Dopo qualche giorno dall'inopportuno messaggio, ci si ribecca. Va tutto tranquillo, ma già dopo il mezzo bacino a stampo datomi nelle vicinanze dell'angolo esterno della bocca (cit.) mi rendo conto che qualcosa marca male. La tipa si sta affezionando.

Orrore e dannazione.

Cara amica, non te l'ho mai detto perché sono un peone e queste cose bisogna metterle in chiaro da subito: immagina che sei in vacanza, mancano 10 giorni alla partenza, tu te ne torni in posti dove in certi mesi dell'anno ci sono 3 ore di luce, io torno in posti dove in certi mesi dell'anno ci sono 45°, secondo te è ragionevolmente percorribile la prospettiva di avere una relazione? No ma rispondimi, è ragionevolmente percorribile la prospettiva di avere una relazione? Oh, vedi che lo capisci che non sei una persona stupida? Allora perché ti sei agganciata ai coglioni manco fossi l'Occhio di Sauron attraverso i Palantír o più semplicemente un agente segreto staliniano? Sempre con rispetto e affetto.

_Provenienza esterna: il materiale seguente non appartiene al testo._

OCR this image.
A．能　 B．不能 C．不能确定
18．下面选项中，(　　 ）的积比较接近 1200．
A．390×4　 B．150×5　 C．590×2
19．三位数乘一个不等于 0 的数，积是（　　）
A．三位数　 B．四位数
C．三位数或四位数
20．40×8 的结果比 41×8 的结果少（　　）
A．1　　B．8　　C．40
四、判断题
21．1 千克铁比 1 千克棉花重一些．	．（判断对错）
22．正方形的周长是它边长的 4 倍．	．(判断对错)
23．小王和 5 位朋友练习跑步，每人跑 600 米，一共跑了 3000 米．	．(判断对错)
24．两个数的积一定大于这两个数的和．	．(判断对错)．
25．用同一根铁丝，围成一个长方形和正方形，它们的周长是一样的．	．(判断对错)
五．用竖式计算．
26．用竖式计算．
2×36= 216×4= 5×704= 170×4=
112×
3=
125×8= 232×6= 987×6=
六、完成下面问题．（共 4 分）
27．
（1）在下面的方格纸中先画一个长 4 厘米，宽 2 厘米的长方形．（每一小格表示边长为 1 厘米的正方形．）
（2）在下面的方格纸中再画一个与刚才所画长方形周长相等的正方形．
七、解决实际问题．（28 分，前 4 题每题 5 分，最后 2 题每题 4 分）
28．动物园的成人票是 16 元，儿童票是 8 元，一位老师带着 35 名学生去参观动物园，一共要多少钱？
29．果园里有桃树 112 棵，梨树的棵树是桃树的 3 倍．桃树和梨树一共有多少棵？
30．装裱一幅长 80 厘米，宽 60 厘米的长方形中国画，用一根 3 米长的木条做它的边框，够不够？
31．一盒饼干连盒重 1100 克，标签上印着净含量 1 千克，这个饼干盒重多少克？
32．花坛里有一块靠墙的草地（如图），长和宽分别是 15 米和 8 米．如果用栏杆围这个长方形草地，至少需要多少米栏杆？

Caro Stefano, ecco la mia risposta. Ho ragione io per i seguenti motivi: dovevi dirlo subito, ma ti caghi addosso persino della tua ombra, quindi taci; ho sempre pensato che ti andasse bene perché non hai fatto niente per dimostrarmi o quantomeno segnalarmi qualcosa di diverso. Quindi non te la prendere con me, visto che magari ho fatto una stupidaggine, ma tu mi hai dato corda fin dal principio. Ah, comunque sei uno stronzo. Saluti dalla Grande Madre Russia.

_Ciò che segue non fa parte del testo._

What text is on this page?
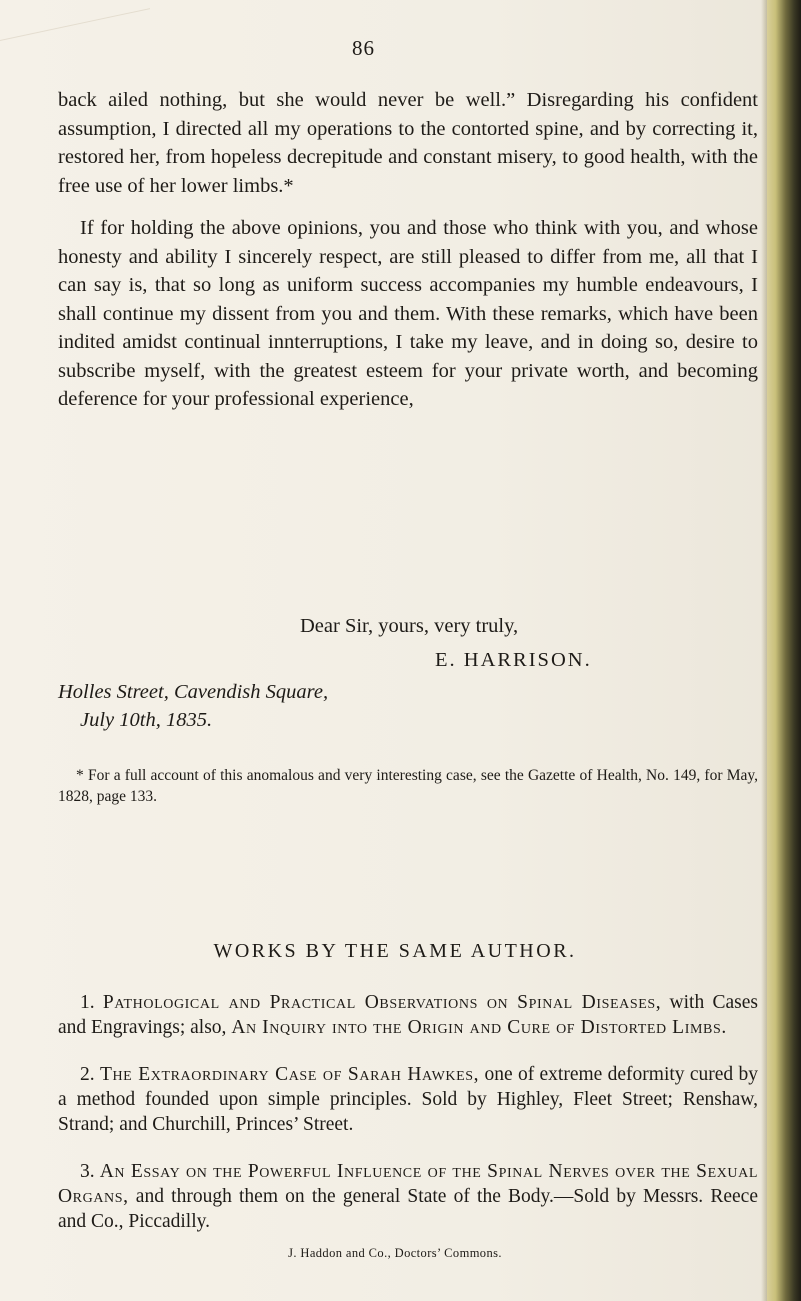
86

back ailed nothing, but she would never be well.” Disregarding his confident assumption, I directed all my operations to the contorted spine, and by correcting it, restored her, from hopeless decrepitude and constant misery, to good health, with the free use of her lower limbs.*

If for holding the above opinions, you and those who think with you, and whose honesty and ability I sincerely respect, are still pleased to differ from me, all that I can say is, that so long as uniform success accompanies my humble endeavours, I shall continue my dissent from you and them. With these remarks, which have been indited amidst continual innterruptions, I take my leave, and in doing so, desire to subscribe myself, with the greatest esteem for your private worth, and becoming deference for your professional experience,

Dear Sir, yours, very truly,
E. HARRISON.
Holles Street, Cavendish Square,
July 10th, 1835.
* For a full account of this anomalous and very interesting case, see the Gazette of Health, No. 149, for May, 1828, page 133.
WORKS BY THE SAME AUTHOR.

1. Pathological and Practical Observations on Spinal Diseases, with Cases and Engravings; also, An Inquiry into the Origin and Cure of Distorted Limbs.

2. The Extraordinary Case of Sarah Hawkes, one of extreme deformity cured by a method founded upon simple principles. Sold by Highley, Fleet Street; Renshaw, Strand; and Churchill, Princes’ Street.

3. An Essay on the Powerful Influence of the Spinal Nerves over the Sexual Organs, and through them on the general State of the Body.—Sold by Messrs. Reece and Co., Piccadilly.

J. Haddon and Co., Doctors’ Commons.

Come quindi spiegato in questo fittizio scambio epistolare, ognuno ci mette del proprio, solo che lei è ragionevolmente contenta mentre io un filo meno. Un'altra volta ancora ho voluto preservare l'anima ed il benestare dell'altra persona mettendo davanti le esigenze altrui e prendendomi a picconate sulle palle invece che dire "Senti va bene così ciao" e rimanere impassibile davanti a una candida intonsa et implume anima pia mentre scappa in lacrime a causa dell'azione e del pensiero di un orco femminicida. Lo dico spesso, sono troppo buono, e per connessione logica e immediata, troppo babbo. Ma tant'è, avanziamo.

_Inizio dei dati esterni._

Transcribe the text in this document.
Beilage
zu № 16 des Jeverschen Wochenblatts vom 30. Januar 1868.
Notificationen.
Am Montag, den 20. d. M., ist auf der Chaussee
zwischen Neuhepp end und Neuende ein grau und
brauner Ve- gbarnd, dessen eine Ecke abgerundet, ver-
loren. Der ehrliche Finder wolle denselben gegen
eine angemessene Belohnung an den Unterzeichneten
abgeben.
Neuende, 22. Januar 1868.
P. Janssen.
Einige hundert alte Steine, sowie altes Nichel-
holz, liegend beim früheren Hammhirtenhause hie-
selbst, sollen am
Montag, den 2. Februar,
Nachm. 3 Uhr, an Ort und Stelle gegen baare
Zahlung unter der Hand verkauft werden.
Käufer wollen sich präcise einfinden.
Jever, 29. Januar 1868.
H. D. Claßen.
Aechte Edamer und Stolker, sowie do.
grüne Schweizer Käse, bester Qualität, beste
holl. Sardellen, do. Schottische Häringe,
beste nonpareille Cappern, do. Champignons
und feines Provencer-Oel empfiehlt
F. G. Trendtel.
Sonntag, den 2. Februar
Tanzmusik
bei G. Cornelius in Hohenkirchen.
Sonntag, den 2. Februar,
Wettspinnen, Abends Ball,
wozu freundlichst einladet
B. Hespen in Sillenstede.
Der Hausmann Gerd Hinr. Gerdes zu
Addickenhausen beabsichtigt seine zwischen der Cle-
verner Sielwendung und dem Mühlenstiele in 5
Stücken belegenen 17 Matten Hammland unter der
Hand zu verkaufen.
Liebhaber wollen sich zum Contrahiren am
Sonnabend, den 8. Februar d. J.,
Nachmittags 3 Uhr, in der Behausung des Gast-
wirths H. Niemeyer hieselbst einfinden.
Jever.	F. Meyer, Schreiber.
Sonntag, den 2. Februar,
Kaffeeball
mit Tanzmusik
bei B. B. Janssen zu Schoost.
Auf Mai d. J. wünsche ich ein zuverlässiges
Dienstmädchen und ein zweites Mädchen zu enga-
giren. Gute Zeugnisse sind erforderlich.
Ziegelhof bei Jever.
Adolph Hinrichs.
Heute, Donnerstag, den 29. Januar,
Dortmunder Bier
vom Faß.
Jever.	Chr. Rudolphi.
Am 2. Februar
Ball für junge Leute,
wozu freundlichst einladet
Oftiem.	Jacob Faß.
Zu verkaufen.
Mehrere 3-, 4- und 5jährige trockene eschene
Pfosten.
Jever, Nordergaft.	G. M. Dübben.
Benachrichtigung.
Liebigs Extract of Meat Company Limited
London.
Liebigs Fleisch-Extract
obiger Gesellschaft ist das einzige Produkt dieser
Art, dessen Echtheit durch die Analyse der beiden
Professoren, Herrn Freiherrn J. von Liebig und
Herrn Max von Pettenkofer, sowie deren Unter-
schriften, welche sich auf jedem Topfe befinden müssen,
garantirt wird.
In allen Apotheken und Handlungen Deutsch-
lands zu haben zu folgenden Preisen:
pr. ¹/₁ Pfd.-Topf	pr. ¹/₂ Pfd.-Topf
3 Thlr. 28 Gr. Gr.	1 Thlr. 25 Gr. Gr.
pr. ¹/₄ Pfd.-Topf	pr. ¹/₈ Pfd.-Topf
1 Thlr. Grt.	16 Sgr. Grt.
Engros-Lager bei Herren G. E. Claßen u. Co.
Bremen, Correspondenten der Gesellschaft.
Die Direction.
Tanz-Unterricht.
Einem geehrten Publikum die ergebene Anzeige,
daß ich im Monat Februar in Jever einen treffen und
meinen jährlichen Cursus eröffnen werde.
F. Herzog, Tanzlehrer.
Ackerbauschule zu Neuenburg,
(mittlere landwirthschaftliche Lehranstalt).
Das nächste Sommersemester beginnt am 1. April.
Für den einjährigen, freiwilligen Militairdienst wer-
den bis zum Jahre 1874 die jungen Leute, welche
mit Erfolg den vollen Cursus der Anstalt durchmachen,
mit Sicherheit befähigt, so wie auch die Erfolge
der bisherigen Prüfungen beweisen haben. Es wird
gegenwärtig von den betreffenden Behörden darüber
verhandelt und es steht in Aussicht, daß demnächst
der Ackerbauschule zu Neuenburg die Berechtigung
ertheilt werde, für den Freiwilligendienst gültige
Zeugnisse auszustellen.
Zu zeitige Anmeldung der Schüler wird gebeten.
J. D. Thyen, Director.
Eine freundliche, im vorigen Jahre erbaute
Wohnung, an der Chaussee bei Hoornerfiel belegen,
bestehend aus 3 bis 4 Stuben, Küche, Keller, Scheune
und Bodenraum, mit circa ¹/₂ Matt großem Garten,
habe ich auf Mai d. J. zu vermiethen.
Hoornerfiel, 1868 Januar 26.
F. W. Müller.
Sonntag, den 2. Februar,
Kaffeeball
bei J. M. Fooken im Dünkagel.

Per darvi un'idea di quello che stava succedendo in quei convulsi giorni di fine agosto, in cui ero volenteroso e infervorato come un alano appena scorgeva i fines dell'Impero Romano d'Oriente, vi racconterò della Festa. La Festa. Die Party. Una situazione che non avevo mai vissuto in vita mia e che, come è ovvio, sono riuscito a perdermi praticamente completamente. In sostanza funzionava così: il 15 agosto il corso aveva organizzato un barbecue con ricchi premî e cotillon. Essendo saltato per ragioni non addotte, il MISU aveva deciso di recuperare con una festa di conclusione con un mini dj-set (probabilmente un nerd tedesco qualunque che smanettava su youtube) e rinfreschi carissimi e di scarsa qualità. Andiamo alla festa. C'è tutto il MISU. Iniziamo a tracannare birra fuori, poi entriamo.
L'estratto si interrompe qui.